Il a, quand il lui plaît, de belles manières, mais ce ne sont pas les belles manières diplomatiques, et, s’il ne lui plaît pas, il se dépouille de courtoisie, jusqu’à manquer à la plus vulgaire politesse. Il éclate de rire au nez du pauvre ambassadeur qui gémit : « Je croyais être venu pour autre chose. » Eh ! par sa foi ! que croyait-il donc ? Inutile de s’ingénier à ressaisir le duc par l’orgueil, en vantant sa grandeur d’âme : « Il est si magnanime que… » Non ; il n’est pas magnanime du tout ; rien, tant qu’on ne l’a pas mérité, et, pour l’instant, on a fait pis, on a démérité ! Comme on le prie d’agir sur Vitellozzo, qui est son « soldat, » il pousse jusqu’au cynisme la franchise affectée. Il n’a pas connu à l’avance, il le jure, le coup d’Arezzo ; mais il n’en a pas été mécontent, et même il en a eu du plaisir, comme il en aura, comme il en aurait de tout ce que les Florentins pourraient perdre, s’ils s’obstinaient, c’est-à-dire s’ils ne se rendaient pas, c’est-à-dire s’ils ne venaient point à lui. Aussi, qu’ils se décident vite, puisqu’il n’y a plus de milieu ; et il pose à nouveau le dilemme : ou amis, ou ennemis. Mais, de même qu’il connaît sa force, il connaît la faiblesse des autres, et il le montre ; il est hautain et dur.
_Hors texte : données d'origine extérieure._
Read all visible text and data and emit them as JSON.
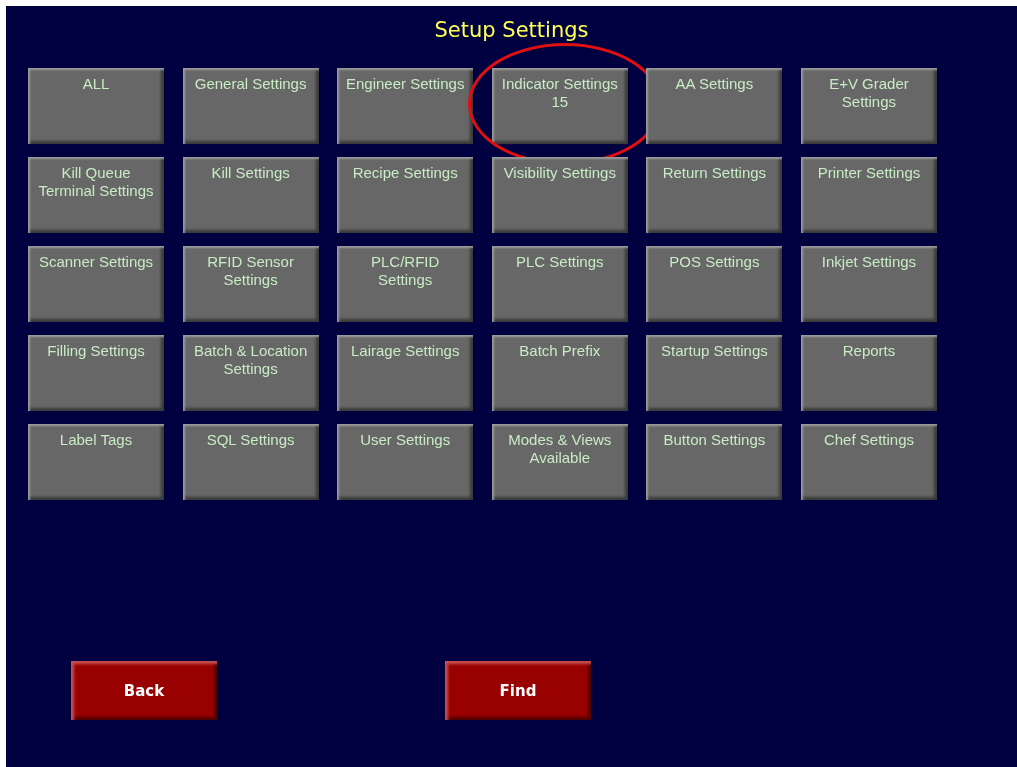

Vitellozzo, à lui seul, suffirait pour venir à bout de Florence : que serait-ce s’il s’en mêlait ! Il ne s’en mêlera pas de son propre gré, car il se pique d’être généreux et honnête, — ce sont les faux semblans : — il ne veut rien du bien des Florentins, rien du bien de personne, et il ne vient pas pour tyranniser, mais pour éteindre les tyrans, « non essendo lui per tiranneggiare, ma per spegnere i tiranni. » Quant à l’histoire de la protection du roi de France, qu’on renonce à lui en conter : il est autant qu’homme d’Italie au courant des choses de France, il est sûr qu’on ne le « mettra pas dedans, » et que ce sont eux, les Florentins, qui y seront mis (gabbati).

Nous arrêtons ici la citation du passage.